GAPURANA SENI HIBURAN

Harga Kesetiaan Profesi di FFB, Getar Dawai Biola Berlagu “Seroja”

Momentum terindah di FFB 2009. Disaksikan Dicky Chandra dan Rano Karno, aktor (alm) H Arman Effendy yang terduduk di kursi roda, menerima anugerah “Lifetime Achievement Award” FFB dari Wagub Jabar H Dede Yusuf. Suasana sesaat dicekam keheningan dan keharuan. (Foto: YODAZ)
Momentum terindah di FFB 2009. Disaksikan Dicky Chandra dan Rano Karno, aktor (alm) H Arman Effendy yang terduduk di kursi roda, menerima anugerah “Lifetime Achievement Award” FFB dari Wagub Jabar H Dede Yusuf. Suasana sesaat dicekam keheningan dan keharuan.
(Foto: YODAZ)

Harga Kesetiaan Profesi di FFB (Bagian 2)

Oleh: Yoyo Dasriyo

MOMENTUM terindah penganugerahan “Lifetime Achievement Award”, tergelar di Hotel “Horizon” dalam malam puncak anugerah FFB 2009. Martabat lambang kesetiaan profesi insan perfilman itu terkesan lebih spesial, karena puncak FFB menghadirkan tiga pejabat pemerintahan berbasis dunia selebritis. Ketiga figur bintang itu, H Dede Yusuf (Wakil Gubernur Jawa Barat), H Rano Karno (Wabup Tangerang) dan Diky Chandranegara (Wabup Garut).

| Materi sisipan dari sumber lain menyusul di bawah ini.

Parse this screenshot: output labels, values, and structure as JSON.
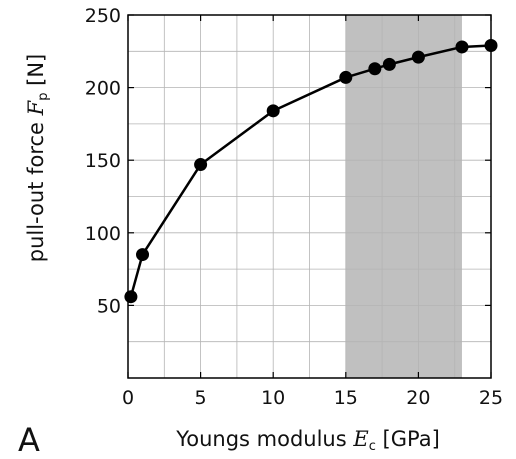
{
  "panel_label": "A",
  "chart_data": {
    "type": "line",
    "title": "",
    "xlabel": {
      "prefix": "Youngs modulus ",
      "symbol": "E",
      "subscript": "c",
      "unit": " [GPa]"
    },
    "ylabel": {
      "prefix": "pull-out force ",
      "symbol": "F",
      "subscript": "p",
      "unit": " [N]"
    },
    "xlim": [
      0,
      25
    ],
    "ylim": [
      0,
      250
    ],
    "xticks": [
      0,
      5,
      10,
      15,
      20,
      25
    ],
    "yticks": [
      50,
      100,
      150,
      200,
      250
    ],
    "x_gridlines": [
      2.5,
      5,
      7.5,
      10,
      12.5,
      15,
      17.5,
      20,
      22.5,
      25
    ],
    "y_gridlines": [
      25,
      50,
      75,
      100,
      125,
      150,
      175,
      200,
      225,
      250
    ],
    "grid": true,
    "shaded_region": {
      "x": [
        15,
        23
      ],
      "color": "#c0c0c0"
    },
    "series": [
      {
        "color": "#000000",
        "x": [
          0.2,
          1,
          5,
          10,
          15,
          17,
          18,
          20,
          23,
          25
        ],
        "y": [
          56,
          85,
          147,
          184,
          207,
          213,
          216,
          221,
          228,
          229
        ]
      }
    ]
  }
}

Mereka bersaksi di pentas, ketika Wagub Jabar menganugerahkan pengakuan FFB 2009 itu untuk (alm) H Arman Effendy yang terduduk di kursi roda. Diiringi getar dawai biola berlagu sendu “Seroja”, tangis kebahagiaan aktor film asal Garut itu pun runtuh. Seketika atmosfer keharuan mencekam suasana. Semua orang tertegun. “Sangat di luar dugaan saya, jika FFB memberi kehormatan yang luar biasa! Saya sangat bersyukur, karena dalam sisa usia sekarang ini, masih ada yang perduli dan menghargai saya”

Begitu pernah diungkapkan H Arman Effendy, selepas menerima anugerah itu. Aktor yang merintis kariernya dari figuran film “Panggilan Tanah Sutji” (1962) itu menilai, FFB 2009 jadi peristiwa paling istimewa dan terindah selama hidupnya. “FFB luar biasa! Waktu saya menang di FFI pun, tidak merasakan kebahagiaan istimewa seperti itu..!” kenang Arman, yang dibintangkan sejak film “Anak-Anak Revolusi” (1964) karya (alm) Usmar Ismail.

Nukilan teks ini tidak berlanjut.